Crônicas

A Família Dó-Ré-Mi

A música, os Bragas e Cachoeiro parece que marcaram um encontro às margens do Itapemirim. O velho Braga, juiz de paz, ourives, maestro, homem de mil predicados e virtudes, era particularmente prendado em artes de harmonias e solfejos; um prodígio em composições concretas. Para impressionar a noiva, fazia ladear seu cavalo trotão, tirando do atrito das ferraduras com as pedras do calçamento os acordes do Hino Nacional, exatamente nos compassos exigidos pelos decretos oficiais. O som da tuba, ele conseguia reproduzir mediante duas enérgicas esporadas nas ilhargas do bucéfalo, que correspondia trovejando um ribombo cavo, profundo.

Numa ocasião, o maestro pressionou os calcanhares com tal entusiasmo, que a cavalgadura varejou merda na alta parede da casa assobradada da Rua Capitão Deslandes, a caminho do Guandu. A salpicadura persiste ainda, esmaecida, um tanto esfiapada, e o passante que fixar bem a vista, a meia-distância e em dia ensolarado, distinguirá perfeitamente o desenho de dois sustenidos e uma clave de fá.

Da família — que se confunde com a história da cidade —, o mais famoso acabou sendo o sobrinho Roberto Carlos Braga, o “Rei”. Dos filhos, só o Clésio não herdou o talento musical do pai. Esforçou-se, porém, em aprender os segredos do bombardino, que soprava horas a fio todas as tardes. Chegou a ganhar uma bolsa de estudos para freqüentar um conservatório bem longe dali, em São Paulo, cortesia dos vizinhos, que se cotizaram para presenteá-lo, pagando mesmo a passagem.
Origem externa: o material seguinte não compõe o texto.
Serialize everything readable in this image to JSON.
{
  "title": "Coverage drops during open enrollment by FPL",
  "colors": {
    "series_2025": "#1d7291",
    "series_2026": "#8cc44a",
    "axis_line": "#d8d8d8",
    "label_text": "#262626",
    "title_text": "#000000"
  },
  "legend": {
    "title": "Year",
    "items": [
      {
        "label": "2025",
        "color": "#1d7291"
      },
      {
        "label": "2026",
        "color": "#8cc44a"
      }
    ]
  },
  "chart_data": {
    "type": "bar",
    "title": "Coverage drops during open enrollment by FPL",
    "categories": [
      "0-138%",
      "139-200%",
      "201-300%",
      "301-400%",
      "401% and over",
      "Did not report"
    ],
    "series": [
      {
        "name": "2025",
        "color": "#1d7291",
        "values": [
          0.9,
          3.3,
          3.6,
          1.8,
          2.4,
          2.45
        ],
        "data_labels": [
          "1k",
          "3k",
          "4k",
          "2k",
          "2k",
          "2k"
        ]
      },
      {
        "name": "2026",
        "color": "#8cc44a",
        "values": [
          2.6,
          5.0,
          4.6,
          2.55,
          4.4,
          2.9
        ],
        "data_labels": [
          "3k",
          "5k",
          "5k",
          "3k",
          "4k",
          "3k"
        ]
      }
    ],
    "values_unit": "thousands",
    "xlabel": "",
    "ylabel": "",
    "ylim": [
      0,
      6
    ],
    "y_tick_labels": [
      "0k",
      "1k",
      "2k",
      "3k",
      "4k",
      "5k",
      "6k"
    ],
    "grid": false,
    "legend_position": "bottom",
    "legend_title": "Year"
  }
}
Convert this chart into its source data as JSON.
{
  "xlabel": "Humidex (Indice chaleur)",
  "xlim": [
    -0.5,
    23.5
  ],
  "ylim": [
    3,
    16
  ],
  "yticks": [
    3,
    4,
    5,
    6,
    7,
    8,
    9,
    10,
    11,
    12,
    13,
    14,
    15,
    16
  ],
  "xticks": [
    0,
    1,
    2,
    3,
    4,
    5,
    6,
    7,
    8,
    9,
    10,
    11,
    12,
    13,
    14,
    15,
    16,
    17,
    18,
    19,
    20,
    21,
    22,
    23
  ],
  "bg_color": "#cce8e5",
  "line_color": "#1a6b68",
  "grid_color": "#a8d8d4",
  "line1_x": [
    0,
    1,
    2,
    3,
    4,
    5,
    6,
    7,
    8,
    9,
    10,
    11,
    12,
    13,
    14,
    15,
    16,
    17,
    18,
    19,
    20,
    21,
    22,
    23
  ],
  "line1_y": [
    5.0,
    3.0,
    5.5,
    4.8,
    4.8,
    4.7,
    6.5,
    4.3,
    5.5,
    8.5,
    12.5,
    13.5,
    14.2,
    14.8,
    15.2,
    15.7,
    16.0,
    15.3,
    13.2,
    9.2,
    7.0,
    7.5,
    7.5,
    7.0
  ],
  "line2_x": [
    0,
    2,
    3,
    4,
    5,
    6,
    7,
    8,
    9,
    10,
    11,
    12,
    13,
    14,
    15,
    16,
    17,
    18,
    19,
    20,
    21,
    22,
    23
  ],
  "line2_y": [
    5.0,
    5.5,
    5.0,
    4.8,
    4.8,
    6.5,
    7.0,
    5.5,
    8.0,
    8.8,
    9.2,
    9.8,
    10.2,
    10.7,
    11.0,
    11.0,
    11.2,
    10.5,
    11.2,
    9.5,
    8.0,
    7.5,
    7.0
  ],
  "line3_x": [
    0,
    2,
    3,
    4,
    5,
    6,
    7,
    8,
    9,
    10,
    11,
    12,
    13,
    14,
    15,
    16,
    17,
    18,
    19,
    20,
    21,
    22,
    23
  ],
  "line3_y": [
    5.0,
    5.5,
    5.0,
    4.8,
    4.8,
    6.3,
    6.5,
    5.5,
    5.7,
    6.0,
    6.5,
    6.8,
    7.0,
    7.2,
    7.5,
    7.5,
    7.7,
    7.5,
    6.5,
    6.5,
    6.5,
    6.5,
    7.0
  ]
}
De ida, apenas...

Mais tarde, desistiu das partituras de Mignone, Nazareth e Villa-Lobos e foi integrar com sucesso o brioso esquadrão do Estrela do Norte, ao lado do Mozart — irmão do meio — grande craque do futebol e virtuose do violão, que batuca até hoje para alegria dos inúmeros amigos, especialmente dos mais antigos, que ainda conseguem se lembrar do repertório de Gastão Formenti, Antenógenes Silva e Vicente Celestino.

No futebol, diziam alguns que o impetuoso insider Mozart teria feito memoráveis tabelinhas com Friedenreich e antológicos gols em Amado Benigno. O certo é que no escrete universitário — já no Rio de Janeiro — figurou numa linha atacante inesquecível, ao lado de Pedro Amorim, Otávio de Moraes, Heleno de Freitas e Paulo Tovar (o excelente Mozart era ‘gato’). Mas a grande façanha musical da família foi protagonizada pelo primogênito Jurandyr, exímio pianista requisitado por todas as corporações, bandas e filarmônicas desde Vitória até Niterói. Esse notável artista era responsável pelo acompanhamento musical dos filmes mudos projetados no Cine Madureira, ao qual emprestava sua destreza e o apuradíssimo ouvido para conferir animação às películas.

Antes da estréia, em sessão exclusiva, assistia às peripécias da fita, memorizando o andamento e adaptando o vasto repertório às alternativas dos dramas. Marcava e selecionava os momentos oportunos para a execução de um minueto, uma polca apressada ou algo mais requintado, segundo se sucediam cenas de emoções fortes, idílios, etc... (Teria sido o precursor capixaba de Jerry Goldsmith e Lalo Schifrin).

A tal proeza aconteceu na Semana Santa. Os padres que administravam o cinema tinham programado 'A vida de Cristo'. Foi criada uma grande expectativa e esgotaram-se os ingressos. Deu-se, entretanto, que o nosso Paderewsky precisou, na véspera, ir a Campos tratar de problemas inadiáveis e só retornou minutos antes de começar a tão aguardada sessão. Jurandyr nunca tinha visto o filme, e como fosse pouco versado em assuntos de religião e mau aluno de História, desconhecia o enredo. E pior: sentado ao piano, ficava de costas para a tela, enfurnado numa espécie de trincheira. Numa situação complicada como essa, de pouco lhe servia a experiência, salvo diminuir-lhe a ansiedade. Decidiu valer-se da intuição e acompanhar atentamente as reações da platéia à sua frente, tentando adivinhar por elas o seguimento dos episódios. Foi um fiasco. Resultou de tudo o clero intrigá-lo com a sociedade local e ameaçá-lo com a excomunhão. Tudo isso porque na hora em que a platéia inquieta agitou-se emocionada ao ser erguida a cruz com o Salvador nela pregado, o pobre coitado do Jurandyr, inadvertidamente, resolveu atacar de 'O tatu subiu no pau'.